Expresarse libremente es un atributo (valiosísimo) de la democracia. Cuando se pierde la oportunidad de hacerlo es cuando más se valora, por lo que resulta significativo destacar que, después de un mes de bamboleos y difícil coordinación, la Convención siga sobresaliendo más por lo que no ha logrado que por lo que realmente importa: su contenido.

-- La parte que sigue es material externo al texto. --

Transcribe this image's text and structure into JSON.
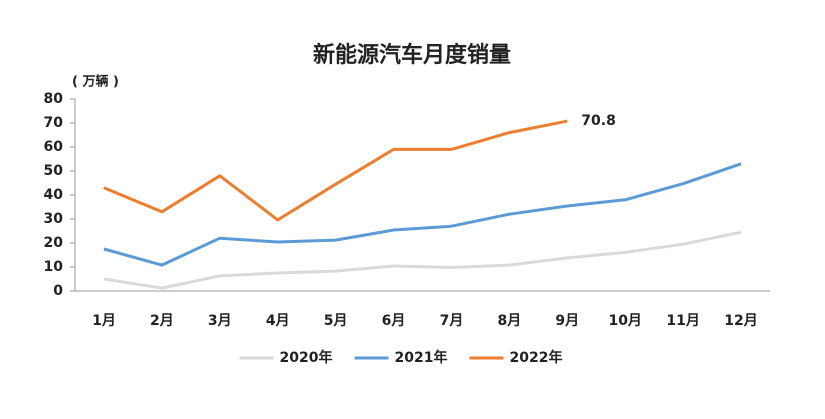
{
  "chart_data": {
    "type": "line",
    "title": "新能源汽车月度销量",
    "y_unit": "( 万辆 )",
    "categories": [
      "1月",
      "2月",
      "3月",
      "4月",
      "5月",
      "6月",
      "7月",
      "8月",
      "9月",
      "10月",
      "11月",
      "12月"
    ],
    "ylim": [
      0,
      80
    ],
    "yticks": [
      0,
      10,
      20,
      30,
      40,
      50,
      60,
      70,
      80
    ],
    "legend": "bottom",
    "series": [
      {
        "name": "2020年",
        "color": "#d9d9d9",
        "values": [
          5,
          1.2,
          6.3,
          7.5,
          8.3,
          10.4,
          9.8,
          10.8,
          13.8,
          16.1,
          19.5,
          24.5
        ]
      },
      {
        "name": "2021年",
        "color": "#5b9bd5",
        "values": [
          17.5,
          10.8,
          22,
          20.4,
          21.2,
          25.4,
          27,
          32,
          35.4,
          38,
          44.7,
          53
        ]
      },
      {
        "name": "2022年",
        "color": "#ed7d31",
        "values": [
          43,
          33,
          48,
          29.6,
          44.5,
          59,
          59,
          66,
          70.8,
          null,
          null,
          null
        ],
        "value_labels": [
          null,
          null,
          null,
          null,
          null,
          null,
          null,
          null,
          "70.8",
          null,
          null,
          null
        ]
      }
    ]
  }
}
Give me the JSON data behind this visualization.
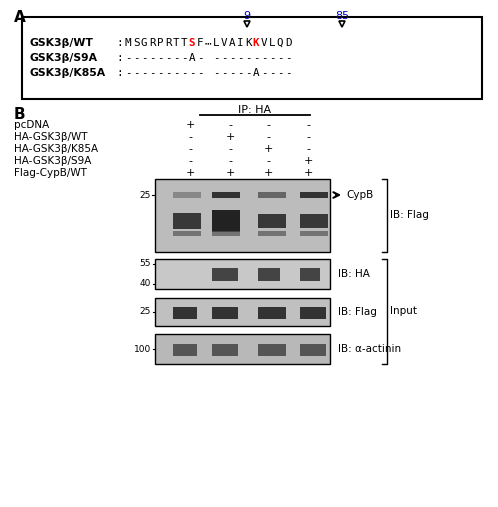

Gracias a las voces de algunos analistas y líderes de opinión (obviamente más optimistas que yo) se ha alzado una especie de lugar común para referirse a la Convención, a través de la expresión “la debemos cuidar entre todos”. No entiendo muy bien a qué apunta una frase tan amplia y mucho menos cómo lo lograremos (entre todos); más me suena a ingenuidad disfrazada de paternalismo, pero del tipo empalagoso, como aquellos padres que sobreprotegen a sus hijos, sin darse cuenta que, de tanto mimarlos, éstos se volverán caprichosos, irrespetuosos de las reglas y poco predecibles. Si hubiese alguna señal que diese a entender que la “remodelación está en marcha”, tal como señaló un columnista (reitero, más optimista que yo) en El Mercurio, el enunciado estaría perfecto. Sin embargo, se hace difícil “cuidar algo” que no se cuida a sí misma, ya que es cada vez más evidente que varios de sus miembros no se encuentran remodelando, sino más bien aprovechando su plataforma y exposición para proyectarse políticamente, obstaculizando la principal razón de porqué existe la Convención; por lo que, “entre todos” habría que comenzar por traspasar el mensaje (comenzando por los mismos analistas y líderes de opinión preocupados de cuidarla) de que un convencional que demuestra mayor inquietud por su futuro que la del país deslegitima no sólo al proceso, sino también su credibilidad. Es lo mínimo, el “desde”, para enrielar a quienes dicen que redactarán normas de la más alta jerarquía para los próximos 30 ó 40 años (sí, eso dicen…).

Otro elemento que ayudaría a cuidarla es lo que expongo al comienzo: que nos preocupemos todos de cómo se utiliza el lenguaje, que sí, “crea realidades” (atención: las realidades no sólo se construyen con palabras) y también estructura el pensamiento en un largo plazo. Esto último es donde radica su esencia y poder de transformación. Es así, entonces, que dentro de la Convención para quienes están poco acostumbrados a interactuar con el vocabulario “inclusivo” de sus “compañeres” (como la mayoría del país) esto les ha implicado un doble desafío que, por una parte, me imagino les exige mayor esfuerzo pulmonar para insuflar mayor oxígeno cada vez que se dirigen al pleno y, por otro, el tener que aprender a decodificar una forma de comunicar muy distinta que, además, encierra una complejidad simbólica y subjetiva importante. Entender su engranaje con disciplinas como la filología puede resultar árido, pero una nueva constitución no es cualquier texto, por lo que ningún grupo específico puede arrogarse el derecho exclusivo de manipular o complejizar el lenguaje en beneficio propio.

Por último, no hay que confundir el cuidado de la Convención con la permisividad o la justificación hacia ciertos grupos, como lo harían esos padres complacientes que no miden las consecuencias hasta que es demasiado tarde. Como ciudadanos, así como debemos cuidar entre todos el proceso con respeto y comprensión, también debemos exigirle a nuestros convencionales que se adecúen a las circunstancias y nos demuestren que no necesitan ser mimados para valorar su importante labor.